In theory, no contouring of the LCP is necessary when used as an internal fixator, but in practice some degree of contouring is usually needed, especially in the epiphyseal/metaphyseal segments of the bone. Otherwise the plate may stand out and become prominent subcutaneously or cause irritation of the adjacent soft tissues. To overcome this problem, specially designed metaphyseal plates have been introduced ( Fig 4-3 ). There are two special features of these plates. Firstly, the juxtaarticular end of the plate is thinned out to facilitate contouring. Secondly, the two distal holes in this thinned area of the plate are angled 11° toward the center of the plate allowing insertion of LHSs in the epiphyseal area whilst avoiding penetration of the articular surface.

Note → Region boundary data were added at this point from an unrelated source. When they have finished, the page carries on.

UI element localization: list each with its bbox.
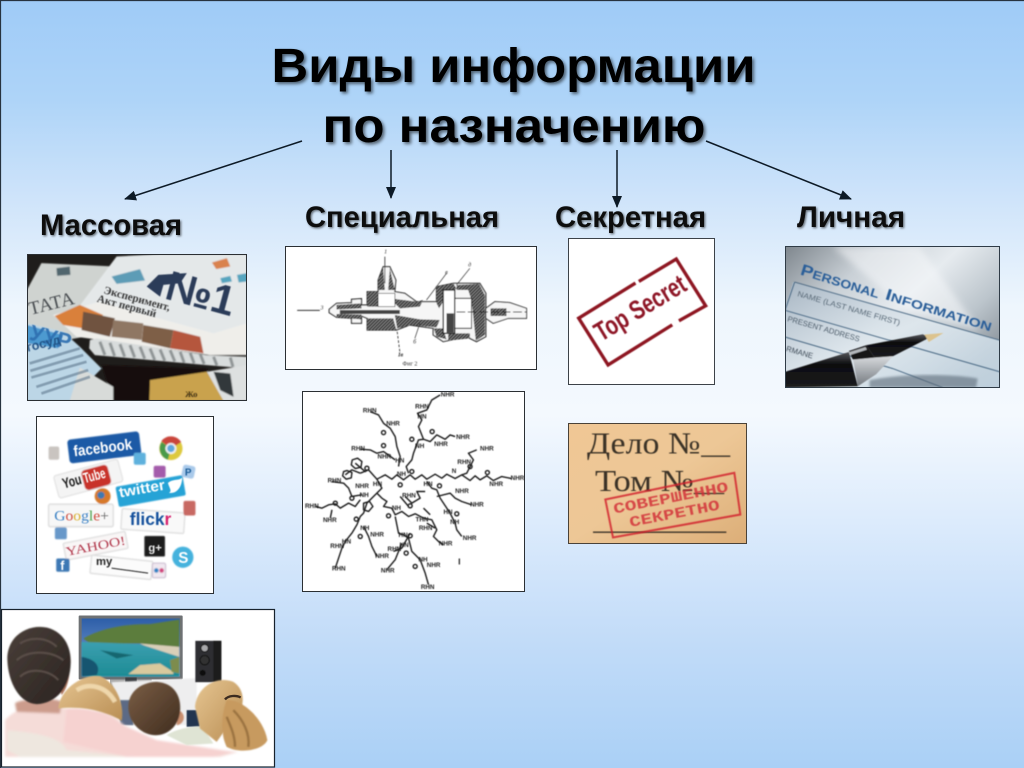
picture: personal information form with pen: INFORMATION [883, 287, 994, 335]
picture: personal information form with pen [785, 246, 1000, 388]
picture: dendrimer molecule diagram: NHR [439, 541, 453, 548]
picture: social networks: g+ [148, 543, 162, 555]
picture: dendrimer molecule diagram: NH [360, 525, 370, 532]
picture: social networks: Tube [82, 466, 108, 487]
picture: newspapers: госуд [25, 333, 62, 355]
tv screen [79, 616, 183, 688]
picture: dendrimer molecule diagram: NHR [378, 454, 392, 461]
picture: family watching TV [1, 609, 275, 767]
picture: dendrimer molecule diagram: HN [417, 413, 427, 420]
label: Специальная: Специальная [305, 201, 499, 234]
speaker [195, 641, 221, 682]
picture: Top Secret stamp [568, 238, 715, 385]
picture: personal information form with pen: RMANE [785, 344, 814, 360]
picture: dendrimer molecule diagram [302, 392, 525, 592]
picture: dendrimer molecule diagram: NHR [370, 531, 384, 538]
label: Личная: Личная [797, 201, 905, 234]
picture: personal information form with pen: PRESENT ADDRESS [786, 314, 861, 344]
picture: social networks [36, 416, 214, 594]
picture: social networks: facebook [73, 436, 134, 460]
boy [128, 682, 213, 745]
picture: dendrimer molecule diagram: RHN [415, 403, 429, 410]
picture: dendrimer molecule diagram: RHN [402, 492, 416, 499]
picture: secret case file: СОВЕРШЕННО [612, 480, 730, 518]
picture: engineering cross-section drawing: 1 [384, 249, 387, 255]
title: по назначению [322, 100, 706, 153]
picture: social networks: P [185, 468, 192, 479]
picture: dendrimer molecule diagram: RHN [351, 446, 365, 453]
picture: dendrimer molecule diagram: HN [373, 481, 382, 488]
picture: dendrimer molecule diagram: N [452, 468, 457, 475]
picture: dendrimer molecule diagram: NHR [323, 517, 337, 524]
picture: social networks: Google+ [54, 509, 109, 525]
picture: newspapers: Жо [185, 389, 198, 399]
picture: dendrimer molecule diagram: RHN [305, 503, 319, 510]
man [5, 627, 238, 757]
picture: dendrimer molecule diagram: RHN [457, 459, 472, 466]
title [272, 40, 756, 153]
woman with ponytail [195, 680, 267, 751]
picture: dendrimer molecule diagram: RHN [332, 565, 346, 572]
picture: dendrimer molecule diagram: NH [392, 505, 401, 512]
picture: social networks: You [61, 472, 83, 492]
picture: dendrimer molecule diagram: NHR [355, 483, 369, 490]
picture: dendrimer molecule diagram: HN [395, 458, 405, 465]
picture: dendrimer molecule diagram: NHR [434, 441, 448, 448]
label: Секретная: Секретная [555, 201, 706, 234]
picture: newspapers [25, 254, 247, 401]
picture: social networks: flickr [130, 509, 171, 529]
picture: dendrimer molecule diagram: HN [399, 532, 408, 539]
picture: dendrimer molecule diagram: NHR [456, 434, 470, 441]
picture: dendrimer molecule diagram: NH [360, 492, 369, 499]
blonde girl [58, 676, 122, 721]
picture: social networks: my [96, 556, 113, 568]
picture: dendrimer molecule diagram: NHR [375, 553, 389, 560]
picture: dendrimer molecule diagram: NH [397, 471, 406, 478]
picture: dendrimer molecule diagram: NH [415, 443, 425, 450]
picture: engineering cross-section drawing: 3 [320, 305, 324, 311]
picture: engineering cross-section drawing [286, 246, 536, 370]
picture: dendrimer molecule diagram: NHR [463, 535, 477, 542]
picture: dendrimer molecule diagram: HN [443, 509, 453, 516]
picture: social networks: S [178, 550, 188, 567]
picture: social networks: f [60, 559, 65, 573]
picture: dendrimer molecule diagram: NHR [427, 562, 441, 569]
picture: dendrimer molecule diagram: NHR [441, 392, 455, 399]
arrow: to Массовая [125, 141, 302, 199]
picture: engineering cross-section drawing: Ів [397, 353, 404, 359]
picture: dendrimer molecule diagram: NH [450, 519, 460, 526]
tv stand [112, 678, 197, 725]
picture: engineering cross-section drawing: б [413, 338, 417, 345]
picture: dendrimer molecule diagram: RHN [419, 525, 433, 532]
picture: dendrimer molecule diagram: NHR [470, 501, 484, 508]
picture: social networks: YAHOO! [65, 534, 127, 559]
picture: dendrimer molecule diagram: NHR [480, 446, 494, 453]
picture: dendrimer molecule diagram: HN [423, 481, 433, 488]
picture: newspapers: №1 [161, 262, 241, 325]
picture: engineering cross-section drawing: Фиг 2 [402, 361, 417, 367]
picture: dendrimer molecule diagram: HN [400, 542, 409, 549]
picture: dendrimer molecule diagram: HN [342, 539, 351, 546]
picture: dendrimer molecule diagram: RHN [328, 478, 342, 485]
label: Массовая: Массовая [40, 209, 182, 242]
picture: social networks: twitter [118, 478, 167, 501]
picture: secret case file [568, 424, 747, 544]
pen [785, 333, 943, 388]
picture: newspapers: Эксперимент, [102, 285, 172, 314]
picture: dendrimer molecule diagram: RHN [330, 543, 344, 550]
picture: personal information form with pen: PERSONAL [798, 262, 881, 302]
picture: dendrimer molecule diagram: RHN [421, 584, 435, 591]
picture: newspapers: УУР [27, 320, 74, 354]
picture: dendrimer molecule diagram: RHN [388, 546, 402, 553]
picture: dendrimer molecule diagram: NHR [511, 475, 525, 482]
arrow: to Личная [706, 141, 851, 199]
title: Виды информации [272, 40, 756, 93]
picture: dendrimer molecule diagram: NH [418, 556, 428, 563]
picture: engineering cross-section drawing: д [468, 262, 471, 269]
picture: secret case file: СЕКРЕТНО [628, 498, 722, 532]
picture: personal information form with pen: NAME (LAST NAME FIRST) [796, 289, 902, 327]
picture: secret case file: Том № [595, 464, 694, 498]
picture: dendrimer molecule diagram: NHR [381, 567, 395, 574]
picture: newspapers: Акт первый [96, 293, 158, 320]
picture: dendrimer molecule diagram: THN [415, 516, 429, 523]
picture: dendrimer molecule diagram: NHR [455, 488, 469, 495]
picture: engineering cross-section drawing: в [445, 270, 448, 276]
arrow: to Секретная [616, 150, 618, 207]
picture: secret case file: Дело № [587, 426, 700, 460]
picture: dendrimer molecule diagram: NHR [489, 481, 504, 488]
picture: dendrimer molecule diagram: I [458, 557, 461, 567]
picture: dendrimer molecule diagram: RHN [363, 408, 377, 415]
picture: newspapers: ТАТА [26, 288, 77, 320]
picture: dendrimer molecule diagram: NHR [386, 420, 400, 427]
arrow: to Специальная [390, 150, 392, 198]
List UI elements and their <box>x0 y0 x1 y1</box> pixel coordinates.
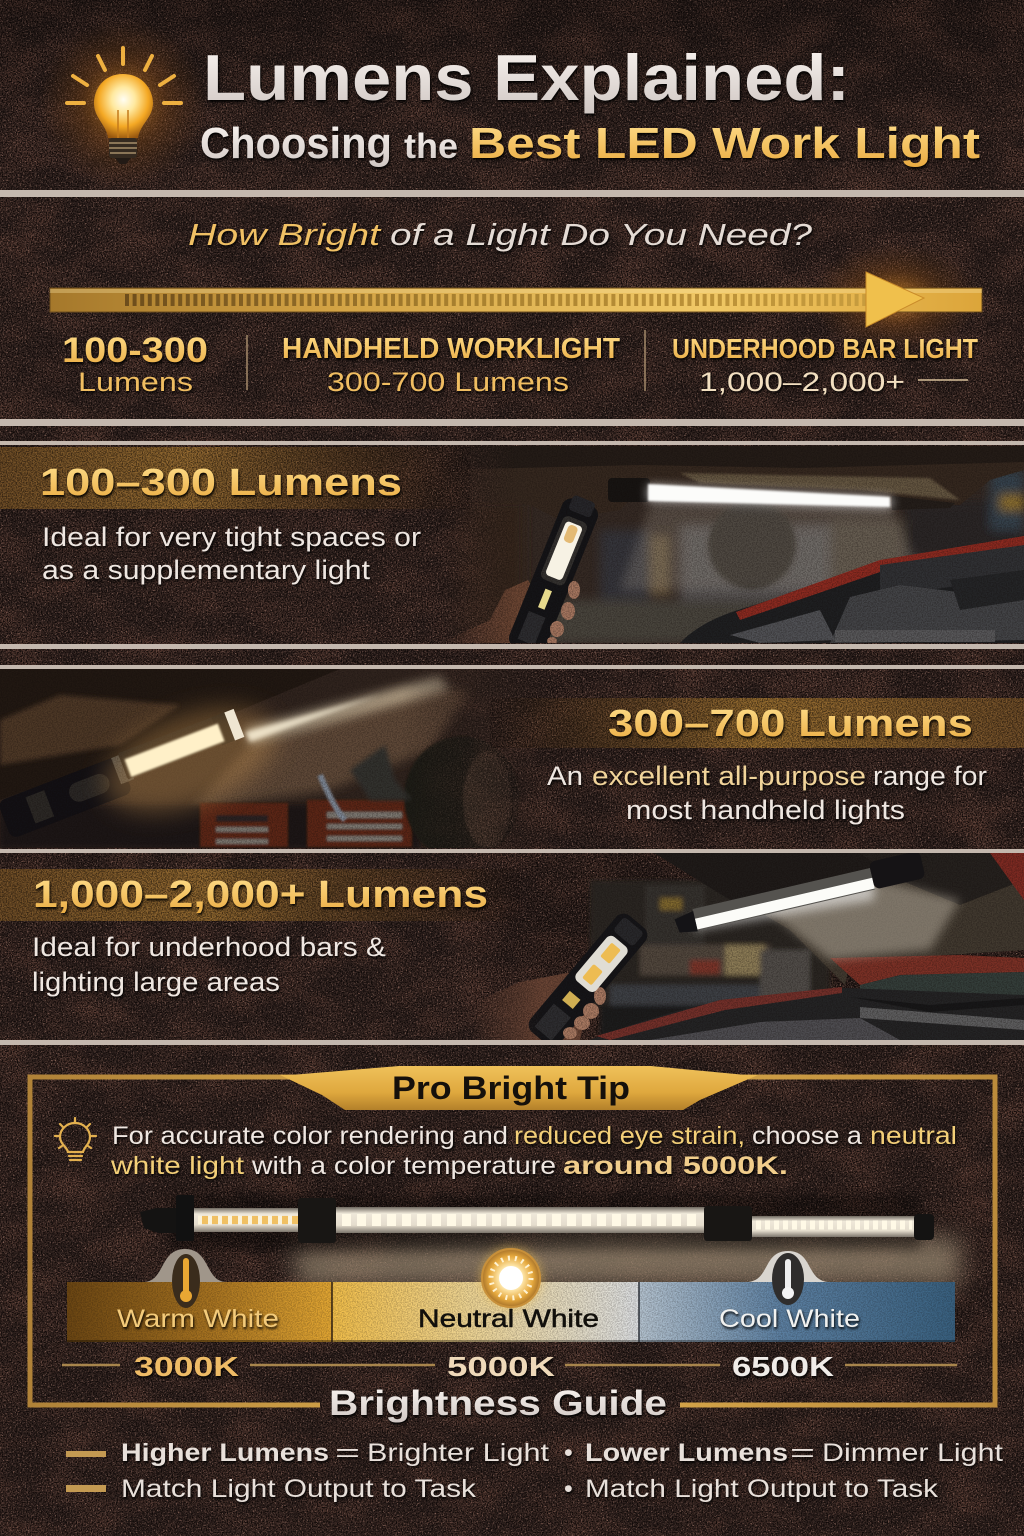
temperature strip: Neutral White <box>418 1305 599 1333</box>
tip text: choose a <box>752 1122 862 1150</box>
bar glow <box>694 880 874 930</box>
icon: glowing light bulb <box>38 18 208 188</box>
kelvin scale: 5000K <box>447 1351 555 1382</box>
brightness guide list: Dimmer Light <box>822 1439 1003 1467</box>
scale label: underhood bar light: UNDERHOOD BAR LIGHT <box>672 333 978 364</box>
brightness guide list: Match Light Output to Task <box>121 1475 477 1503</box>
tire <box>403 736 493 848</box>
title: Lumens Explained: <box>203 41 850 114</box>
glowing tube <box>648 485 892 508</box>
heading: 300–700 Lumens <box>608 703 973 745</box>
brightness guide list: = <box>335 1439 360 1467</box>
heading: 100–300 Lumens <box>40 462 402 504</box>
floor haze <box>290 1235 960 1285</box>
tip text: around 5000K. <box>563 1152 788 1180</box>
description: as a supplementary light <box>42 555 371 585</box>
handheld body <box>525 910 651 1050</box>
title: the <box>404 127 458 166</box>
arrow: brightness scale <box>50 243 982 353</box>
under-car rust <box>0 669 340 800</box>
tool chest left <box>200 800 412 847</box>
section dividers <box>0 190 1024 1045</box>
description: lighting large areas <box>32 967 280 997</box>
scale label: 100-300 lumens <box>62 331 208 397</box>
kelvin scale <box>62 1351 957 1382</box>
light beam <box>245 676 450 745</box>
description: Ideal for very tight spaces or <box>42 522 421 552</box>
panel: 300-700 lumens <box>490 698 1024 825</box>
tip text <box>110 1122 957 1180</box>
scale label: 100-300 lumens: 100-300 <box>62 331 208 370</box>
fingers <box>563 987 606 1039</box>
scale label: underhood bar light <box>672 333 978 397</box>
strip labels: Cool White <box>719 1305 860 1333</box>
brightness guide list: • <box>564 1475 573 1503</box>
under-car body <box>954 463 1024 504</box>
tip text: For accurate color rendering and <box>112 1122 508 1150</box>
description: Ideal for underhood bars & <box>32 932 386 962</box>
lit lens <box>122 709 244 780</box>
scale label: handheld worklight: HANDHELD WORKLIGHT <box>282 333 620 365</box>
heading: how bright: How Bright <box>188 217 382 252</box>
scale label: handheld worklight <box>282 333 620 397</box>
icon: cool thermometer <box>748 1251 828 1305</box>
heading: how bright <box>188 217 813 252</box>
blurred shop floor <box>0 805 420 848</box>
icon: warm thermometer <box>145 1249 225 1308</box>
hood underside <box>654 853 1024 985</box>
hand <box>452 580 530 643</box>
description: range for <box>873 761 987 791</box>
icon: tip bulb <box>55 1118 96 1160</box>
scale label: 100-300 lumens: Lumens <box>78 367 193 397</box>
brightness guide list: Higher Lumens <box>121 1439 329 1467</box>
brightness guide list: Lower Lumens <box>585 1439 788 1467</box>
description: most handheld lights <box>626 795 905 825</box>
tip text: white light <box>110 1152 244 1180</box>
engine bay <box>680 572 1024 643</box>
brightness guide list: Brighter Light <box>367 1439 549 1467</box>
title <box>200 41 980 168</box>
handheld lens <box>538 522 582 610</box>
glow <box>94 696 284 824</box>
engine and wipers <box>590 988 1024 1040</box>
description: excellent all-purpose <box>592 761 866 791</box>
tip text: with a color temperature <box>251 1152 556 1180</box>
gold frame <box>30 1077 995 1405</box>
handheld body <box>0 712 241 839</box>
scale label: underhood bar light: 1,000–2,000+ <box>699 367 905 397</box>
panel: pro bright tip <box>30 1066 995 1405</box>
tip text: reduced eye strain, <box>514 1122 745 1150</box>
heading banner <box>280 1066 758 1110</box>
segmented tube light <box>140 1195 934 1250</box>
garage backdrop <box>513 470 1024 643</box>
hand <box>470 972 590 1040</box>
tip text: neutral <box>870 1122 957 1150</box>
brightness guide list: Match Light Output to Task <box>585 1475 939 1503</box>
heading banner: Pro Bright Tip <box>392 1070 630 1106</box>
icon: neutral sun <box>480 1247 542 1309</box>
panel: 100-300 lumens <box>0 447 470 585</box>
strip labels <box>117 1305 860 1333</box>
light haze <box>620 505 930 590</box>
strip labels: Warm White <box>117 1305 279 1333</box>
scale label: handheld worklight: 300-700 Lumens <box>327 367 569 397</box>
photo panel: underhood bar and handheld light <box>440 446 1024 658</box>
brightness guide list: • <box>564 1439 573 1467</box>
title: Best LED Work Light <box>469 119 980 168</box>
kelvin scale: 6500K <box>732 1351 834 1382</box>
tube light end cap <box>608 478 650 502</box>
fingers <box>547 581 580 645</box>
brightness guide list: = <box>790 1439 815 1467</box>
panel: 1000-2000+ lumens <box>0 869 520 997</box>
windshield <box>860 972 1024 1000</box>
description: An <box>547 761 583 791</box>
description <box>32 932 386 997</box>
temperature strip <box>67 1247 955 1342</box>
description <box>547 761 987 825</box>
photo panel: underhood bar light with handheld <box>470 851 1024 1050</box>
photo panel: handheld light under car <box>0 669 560 860</box>
workshop backdrop <box>590 880 830 1040</box>
bar light <box>672 851 926 936</box>
handheld lens <box>557 933 630 1013</box>
kelvin scale: 3000K <box>134 1351 239 1382</box>
handheld body <box>508 496 598 643</box>
hood light wash <box>760 880 960 960</box>
heading: 1,000–2,000+ Lumens <box>33 874 488 916</box>
description <box>42 522 421 585</box>
heading: brightness guide: Brightness Guide <box>329 1384 667 1423</box>
heading: how bright: of a Light Do You Need? <box>390 217 813 252</box>
title: Choosing <box>200 119 392 168</box>
hood red rim <box>830 955 1024 985</box>
brightness guide list <box>66 1439 1003 1503</box>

A further refinement of this technique is the development of the anatomically preshaped LCP for use in specific epiphyseal/metaphyseal parts of the skeleton. The metaphyseal end of such a plate allows for insertion of a cluster of LHSs in a divergent or convergent manner to improve their pull-out strength. Furthermore, no contouring of the plate is usually needed. An additional advantage of these anatomically preshaped LCPs is that they can be used as an aid for indirect fracture reduction when used with conventional screws. Conventional screws draw the bone toward the plate and thus the bone fragments adapt to the shape of the plate. Examples of anatomically preshaped LCPs are the locking proximal humeral plate, LCP distal humerus, LCP distal radius, LCP distal femur, LCP proximal lateral tibia, and LCP distal tibia.